Est. 1890 · Queen Anne Architecture · Inland Empire Citrus-Era History · Redlands Historic Landmark
The Morey Mansion was built in 1890 by David and Sarah Morey at a cost of approximately $20,000, financed by the sale of Sarah Morey's citrus nursery the previous year. David had moved to Redlands in 1882 to retire from carpentry and shipbuilding, and his earlier maritime work shaped the house's distinctive ornament: the interior carvings include anchors and other nautical motifs.
Architect Jerome Seymour designed the building primarily in the Queen Anne Style, integrating French, Italian, and East Asian decorative elements. The living area covers 4,800 square feet across twenty rooms.
Less than two years after the Moreys moved into the completed house, Sarah Morey died suddenly of illness. According to the Redlands Area Historical Society and city interpretive material, the grief-stricken David Morey is recorded as never returning to the house; he relocated to the Hotel del Coronado in San Diego, where he died by suicide within a year.

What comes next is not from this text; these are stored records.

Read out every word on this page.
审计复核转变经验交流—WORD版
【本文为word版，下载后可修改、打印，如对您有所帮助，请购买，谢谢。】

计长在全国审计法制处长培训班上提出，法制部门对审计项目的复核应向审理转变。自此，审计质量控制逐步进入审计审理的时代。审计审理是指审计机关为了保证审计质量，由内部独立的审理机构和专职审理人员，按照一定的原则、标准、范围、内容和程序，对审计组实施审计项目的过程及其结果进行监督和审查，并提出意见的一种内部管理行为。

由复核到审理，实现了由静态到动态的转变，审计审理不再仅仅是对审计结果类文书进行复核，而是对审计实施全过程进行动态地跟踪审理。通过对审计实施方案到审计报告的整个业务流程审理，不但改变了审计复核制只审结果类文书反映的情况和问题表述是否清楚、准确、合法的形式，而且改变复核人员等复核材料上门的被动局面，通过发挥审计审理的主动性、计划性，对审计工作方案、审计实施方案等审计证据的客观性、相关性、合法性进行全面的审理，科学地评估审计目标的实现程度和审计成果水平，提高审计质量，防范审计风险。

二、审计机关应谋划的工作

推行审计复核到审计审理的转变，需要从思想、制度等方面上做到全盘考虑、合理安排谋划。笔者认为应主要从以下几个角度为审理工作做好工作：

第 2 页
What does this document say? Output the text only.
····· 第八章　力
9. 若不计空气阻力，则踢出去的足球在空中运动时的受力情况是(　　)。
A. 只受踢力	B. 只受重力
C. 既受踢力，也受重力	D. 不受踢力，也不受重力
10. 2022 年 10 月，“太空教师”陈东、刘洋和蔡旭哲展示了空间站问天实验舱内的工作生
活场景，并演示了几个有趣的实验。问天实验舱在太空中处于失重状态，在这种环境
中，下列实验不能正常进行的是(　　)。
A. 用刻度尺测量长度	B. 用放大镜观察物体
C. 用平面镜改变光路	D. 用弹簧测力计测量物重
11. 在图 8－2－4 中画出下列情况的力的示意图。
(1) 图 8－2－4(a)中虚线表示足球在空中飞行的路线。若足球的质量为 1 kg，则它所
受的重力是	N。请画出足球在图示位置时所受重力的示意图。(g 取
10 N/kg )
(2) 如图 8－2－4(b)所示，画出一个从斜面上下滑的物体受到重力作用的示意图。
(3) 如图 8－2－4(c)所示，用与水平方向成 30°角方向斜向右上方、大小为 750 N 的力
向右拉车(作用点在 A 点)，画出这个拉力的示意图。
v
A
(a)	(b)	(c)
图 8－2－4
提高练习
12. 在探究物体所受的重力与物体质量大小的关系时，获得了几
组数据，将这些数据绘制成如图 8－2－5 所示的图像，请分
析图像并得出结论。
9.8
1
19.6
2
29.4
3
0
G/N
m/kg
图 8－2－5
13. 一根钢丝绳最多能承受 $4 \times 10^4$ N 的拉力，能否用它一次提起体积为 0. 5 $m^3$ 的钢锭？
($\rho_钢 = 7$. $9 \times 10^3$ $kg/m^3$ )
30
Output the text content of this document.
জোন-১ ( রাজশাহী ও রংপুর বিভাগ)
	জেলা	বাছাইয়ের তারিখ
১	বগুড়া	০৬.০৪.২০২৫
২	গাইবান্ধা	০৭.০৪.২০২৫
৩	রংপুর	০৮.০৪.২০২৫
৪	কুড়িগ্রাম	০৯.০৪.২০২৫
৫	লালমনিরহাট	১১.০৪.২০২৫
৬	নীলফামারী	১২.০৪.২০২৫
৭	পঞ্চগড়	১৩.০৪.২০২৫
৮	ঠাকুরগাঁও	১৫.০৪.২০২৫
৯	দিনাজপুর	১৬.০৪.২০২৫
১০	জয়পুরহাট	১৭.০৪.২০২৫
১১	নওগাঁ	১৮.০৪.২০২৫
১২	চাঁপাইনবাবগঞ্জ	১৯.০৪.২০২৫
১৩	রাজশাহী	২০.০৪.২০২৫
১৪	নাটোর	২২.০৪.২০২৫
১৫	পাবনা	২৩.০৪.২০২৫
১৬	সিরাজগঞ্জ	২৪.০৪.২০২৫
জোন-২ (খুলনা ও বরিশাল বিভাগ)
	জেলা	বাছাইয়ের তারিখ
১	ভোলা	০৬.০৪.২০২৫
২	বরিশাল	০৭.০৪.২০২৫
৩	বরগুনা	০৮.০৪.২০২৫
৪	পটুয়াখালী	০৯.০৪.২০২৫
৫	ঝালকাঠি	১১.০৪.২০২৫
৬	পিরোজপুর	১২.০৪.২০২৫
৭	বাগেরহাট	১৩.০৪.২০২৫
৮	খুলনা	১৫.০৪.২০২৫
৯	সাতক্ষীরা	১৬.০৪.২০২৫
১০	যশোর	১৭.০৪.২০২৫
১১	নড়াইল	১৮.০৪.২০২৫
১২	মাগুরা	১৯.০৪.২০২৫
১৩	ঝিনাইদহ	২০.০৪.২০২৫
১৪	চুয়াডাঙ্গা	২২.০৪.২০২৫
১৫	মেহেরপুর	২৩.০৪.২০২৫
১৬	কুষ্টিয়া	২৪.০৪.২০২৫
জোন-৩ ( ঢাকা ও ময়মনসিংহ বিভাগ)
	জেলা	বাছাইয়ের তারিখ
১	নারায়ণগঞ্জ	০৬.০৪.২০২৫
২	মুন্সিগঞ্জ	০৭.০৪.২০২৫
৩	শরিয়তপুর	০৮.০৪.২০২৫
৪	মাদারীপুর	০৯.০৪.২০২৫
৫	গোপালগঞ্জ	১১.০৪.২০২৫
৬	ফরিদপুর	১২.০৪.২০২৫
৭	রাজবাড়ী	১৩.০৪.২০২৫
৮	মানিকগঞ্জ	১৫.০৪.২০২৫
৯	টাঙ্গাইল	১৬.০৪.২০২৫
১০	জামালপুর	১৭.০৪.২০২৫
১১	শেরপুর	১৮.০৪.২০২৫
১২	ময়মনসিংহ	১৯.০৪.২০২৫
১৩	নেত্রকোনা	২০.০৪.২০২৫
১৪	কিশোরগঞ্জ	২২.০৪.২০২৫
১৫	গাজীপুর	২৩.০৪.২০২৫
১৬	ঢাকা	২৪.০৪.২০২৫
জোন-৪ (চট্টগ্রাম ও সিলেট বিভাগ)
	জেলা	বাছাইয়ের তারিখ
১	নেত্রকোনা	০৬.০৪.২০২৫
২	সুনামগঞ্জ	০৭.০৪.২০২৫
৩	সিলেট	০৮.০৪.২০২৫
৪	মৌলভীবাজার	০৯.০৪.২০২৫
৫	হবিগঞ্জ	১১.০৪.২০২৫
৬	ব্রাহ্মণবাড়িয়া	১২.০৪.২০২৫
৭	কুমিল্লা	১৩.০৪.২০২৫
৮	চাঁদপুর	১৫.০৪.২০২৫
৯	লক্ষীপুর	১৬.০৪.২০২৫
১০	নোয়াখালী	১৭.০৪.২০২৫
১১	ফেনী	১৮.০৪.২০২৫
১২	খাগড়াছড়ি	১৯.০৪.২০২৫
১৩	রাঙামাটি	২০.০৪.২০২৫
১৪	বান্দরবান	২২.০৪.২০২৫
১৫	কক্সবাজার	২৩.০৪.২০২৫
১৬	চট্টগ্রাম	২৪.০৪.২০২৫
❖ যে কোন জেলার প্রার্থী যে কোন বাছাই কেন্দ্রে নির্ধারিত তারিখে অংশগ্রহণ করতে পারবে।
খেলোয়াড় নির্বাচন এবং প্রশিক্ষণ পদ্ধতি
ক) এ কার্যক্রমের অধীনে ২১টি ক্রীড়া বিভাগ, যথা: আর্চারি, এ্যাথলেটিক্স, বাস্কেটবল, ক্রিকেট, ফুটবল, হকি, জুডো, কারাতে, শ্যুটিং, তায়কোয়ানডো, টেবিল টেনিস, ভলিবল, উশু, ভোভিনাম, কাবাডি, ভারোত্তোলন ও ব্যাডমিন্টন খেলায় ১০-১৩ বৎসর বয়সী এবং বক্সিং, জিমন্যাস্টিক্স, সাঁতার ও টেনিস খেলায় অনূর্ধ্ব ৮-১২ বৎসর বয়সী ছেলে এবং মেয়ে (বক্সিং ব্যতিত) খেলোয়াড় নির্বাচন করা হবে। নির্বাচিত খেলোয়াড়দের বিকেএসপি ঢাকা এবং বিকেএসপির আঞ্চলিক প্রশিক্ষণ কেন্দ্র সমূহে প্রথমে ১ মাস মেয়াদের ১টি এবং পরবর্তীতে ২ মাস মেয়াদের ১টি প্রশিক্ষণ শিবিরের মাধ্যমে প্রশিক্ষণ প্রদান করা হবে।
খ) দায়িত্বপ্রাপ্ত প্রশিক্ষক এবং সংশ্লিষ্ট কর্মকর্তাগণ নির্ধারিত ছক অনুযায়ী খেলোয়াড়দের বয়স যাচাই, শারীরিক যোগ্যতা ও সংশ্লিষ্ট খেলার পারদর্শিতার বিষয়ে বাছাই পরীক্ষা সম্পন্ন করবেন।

Willard Cheney purchased the property in 1906; the Cheney family nicknamed the house Hermosa Vista. Through the twentieth century the mansion passed through multiple owners, including a period beginning in 1985 when then-owners Carl Ljungquist and Gary Conway opened it as the first bed and breakfast in Redlands. Janet Cosgrove acquired the house in 1998 and reopened it as a bed and breakfast in 2006 after extensive renovation. In 2010, Sara and Bill Taylor purchased the mansion to use as their private residence; it has remained in private ownership since.
Sources
- https://en.wikipedia.org/wiki/Morey_Mansion
- https://www.redlands.gov/morey-mansion/
- https://rahs.org/awards/david-a-and-sarah-morey-home/
- https://socallandmarks.com/index.php/2020/08/24/morey-mansion/
ApparitionsObject movementDoors opening/closingPhantom sounds
Most paranormal accounts associated with Morey Mansion date from its decades as a bed and breakfast under the Ljungquist-Conway ownership beginning in 1985 and the later Cosgrove-era reopening in 2006. Guests during these eras reported a recurring set of phenomena: objects falling without an identified cause, loud bangs in unoccupied rooms, doorknobs rattling at night, and doors opening and closing on their own.
Reported apparitions cluster around three figures. A young girl is the most frequently described, often glimpsed briefly in upper-floor rooms. A young boy is reported less frequently, and an older man identified by past bed-and-breakfast staff as a former caretaker has been described as appearing on the staircase or in service areas. Past staff and guests generally characterized the encounters as quiet rather than threatening.
The documented circumstances of David Morey's life — his rapid bereavement and death by suicide in San Diego the year after Sarah's death — are often cited in connection with the house's reputation, although direct accounts of his presence are not part of the most-repeated guest folklore. With the property privately held since 2010, the mansion is not open to the public and these accounts cannot be investigated by visitors.